Now finally the elders want a clear answer / They know my stand about blood and much more

by Daniel1555 73 Replies latest members private

  • sarahsmile
    sarahsmile

    That is bull! You should get joint custody. Kids get use to going to different homes. He is young and will love it.

    You need someone who will fight for fathers rights!

    Are you working,providing a good home,apt for baby? Daycare!

    It sounds like your allowing her to make rules.

    What are your religious plans,zoo and playing,activities.

    Things change fast so seek a good attorney.

    Where do you live,I forgot!

    It will get better.

  • JWdaughter
    JWdaughter

    Try to find a lawyer that has already dealt successfully with and understands the WT/JW mentality so you don't have to bring them up to speed on that particular brand of insanity. That way you are not paying them by the hour to simply educate themselves about the organizational tactics.

  • Daniel1555
    Daniel1555

    Sarahsmile

    At the moment as we not divorced we have joint custody. I am fighting for my right to be with my son 2 full days every 2 weeks. Since he is born I cared ny whole freetime for him, especially as my wife worked 2 days a week and I cared alone for him. He loves it to be with me and we have a lot of fun together. In all those visits he was happy and didn't cry for a second. When there is no solution through the lawyers I have to go to court and let the judge decide about our separation. I live in Switzerland and my wife in Germany. In switzerland the usual visitation time for a child that age is 2 full days with overnight stay. I am not against my wife but i want a fair and just solution.

  • disposable hero of hypocrisy
    disposable hero of hypocrisy

    I hope you get it brother..

  • LisaRose
    LisaRose

    Keep fighting for your rights, kids need their father just as much as they need their mother.

  • sarahsmile
    sarahsmile

    Ok

    Wish you the best.

  • ABibleStudent
    ABibleStudent

    HI Daniel1555, Did you consent for your wife to leave Switzerland permanently with your son? If you didn't, what kind of legal action could you file (or threaten to file) against your wife for leaving Switzerland with your son and without your consent? Your situation could be very complicated because your wife is living in another country now.

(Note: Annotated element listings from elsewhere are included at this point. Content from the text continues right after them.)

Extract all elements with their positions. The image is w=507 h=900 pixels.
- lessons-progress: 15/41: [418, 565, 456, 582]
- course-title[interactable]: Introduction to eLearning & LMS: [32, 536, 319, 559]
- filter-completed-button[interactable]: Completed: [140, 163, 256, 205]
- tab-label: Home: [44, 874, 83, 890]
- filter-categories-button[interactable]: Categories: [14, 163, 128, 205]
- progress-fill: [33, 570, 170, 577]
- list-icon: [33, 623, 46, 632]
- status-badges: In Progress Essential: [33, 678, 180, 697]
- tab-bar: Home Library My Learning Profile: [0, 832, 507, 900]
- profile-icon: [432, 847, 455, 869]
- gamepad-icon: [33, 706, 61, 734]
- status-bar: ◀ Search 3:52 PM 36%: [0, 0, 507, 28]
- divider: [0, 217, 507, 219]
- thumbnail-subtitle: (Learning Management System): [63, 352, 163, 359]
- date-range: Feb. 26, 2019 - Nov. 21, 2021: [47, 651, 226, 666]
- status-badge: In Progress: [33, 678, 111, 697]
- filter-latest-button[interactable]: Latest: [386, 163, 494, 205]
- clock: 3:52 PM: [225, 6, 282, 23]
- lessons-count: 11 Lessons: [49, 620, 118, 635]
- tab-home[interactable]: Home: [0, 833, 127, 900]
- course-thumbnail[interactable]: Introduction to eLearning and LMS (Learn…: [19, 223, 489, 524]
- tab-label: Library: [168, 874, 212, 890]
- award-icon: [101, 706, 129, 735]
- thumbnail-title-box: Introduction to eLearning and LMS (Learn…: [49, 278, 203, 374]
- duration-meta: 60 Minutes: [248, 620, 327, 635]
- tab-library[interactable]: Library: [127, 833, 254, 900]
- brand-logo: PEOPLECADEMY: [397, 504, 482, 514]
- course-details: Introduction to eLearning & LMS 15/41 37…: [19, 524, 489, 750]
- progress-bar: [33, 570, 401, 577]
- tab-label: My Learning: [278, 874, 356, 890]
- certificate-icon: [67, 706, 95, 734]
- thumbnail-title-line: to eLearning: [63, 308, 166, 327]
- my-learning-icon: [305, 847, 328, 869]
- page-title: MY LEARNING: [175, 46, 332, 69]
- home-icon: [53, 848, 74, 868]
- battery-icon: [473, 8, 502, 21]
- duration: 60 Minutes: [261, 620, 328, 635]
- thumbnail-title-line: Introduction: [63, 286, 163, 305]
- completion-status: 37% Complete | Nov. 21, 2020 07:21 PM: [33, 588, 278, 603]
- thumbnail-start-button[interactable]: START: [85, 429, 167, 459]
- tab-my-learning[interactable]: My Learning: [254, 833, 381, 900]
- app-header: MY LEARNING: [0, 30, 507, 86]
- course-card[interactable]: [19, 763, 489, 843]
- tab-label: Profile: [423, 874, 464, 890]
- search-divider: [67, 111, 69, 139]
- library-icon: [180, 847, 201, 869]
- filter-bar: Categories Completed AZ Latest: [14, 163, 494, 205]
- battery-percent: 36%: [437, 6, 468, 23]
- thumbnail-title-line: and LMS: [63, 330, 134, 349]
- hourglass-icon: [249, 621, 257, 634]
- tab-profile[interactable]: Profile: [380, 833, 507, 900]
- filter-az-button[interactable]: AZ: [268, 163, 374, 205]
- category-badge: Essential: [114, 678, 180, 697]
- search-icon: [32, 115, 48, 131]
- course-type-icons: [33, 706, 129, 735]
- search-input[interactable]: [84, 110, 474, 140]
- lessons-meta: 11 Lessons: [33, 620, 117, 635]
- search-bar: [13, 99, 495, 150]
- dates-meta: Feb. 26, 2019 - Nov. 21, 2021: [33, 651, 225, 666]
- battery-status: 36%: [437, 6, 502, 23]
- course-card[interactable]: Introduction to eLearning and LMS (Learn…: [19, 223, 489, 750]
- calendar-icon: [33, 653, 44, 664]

    Peace be with you and everyone, who you love,

    Robert

  • snare&racket
    snare&racket

    Ask yourself if you want to be a JW, if you want your kids to be JW's?

    once you answer that, the rest is easy buddy......

  • BluesBrother
    BluesBrother

    I think that , really, the elders are going to stick it to you either way.....but why make their job easy by giving them a straight & honest answer?

    I was taught that one can acknowledge a question without necessarily answering it. I would faff around and say that I adhere to The Bible as the word of God and the source of all knowledge & wisdom......that God is God , & Jesus is our saviour and head of the congregation and you are shocked that they insult you in this manner. 1 Cor 13 tells us that love "believes all things" & does not find fault , so why are they seeking harm against you at this most terrible time in your family life?

    (Changing subject) You have sufferred the most awful trauma with the breakupp of your marriage , which you are trying desperately to regain, and can hardly think straight right now and anything you say may not represent the real man that you are....Come to that,how much help and counsel have they given your wife encouraging her to return home, Can you work together on that.....?

    If they still focus on you , take your leave physically ... If they d/f, save it up for an appeal committee who might be more sympathetic..

    Good luck, bro...

  • Pams girl
    Pams girl

    Daniel, I think the elders already have you marked for a DF....they have called you an apostate twice, I think they have already made their decision to be honest. You sound like a good father, your priority is your child. You wouldn't want him growing up and being treated like this, would you? Of course not. I wish you the best for your future and seeking legal council is a good idea as soon as you can.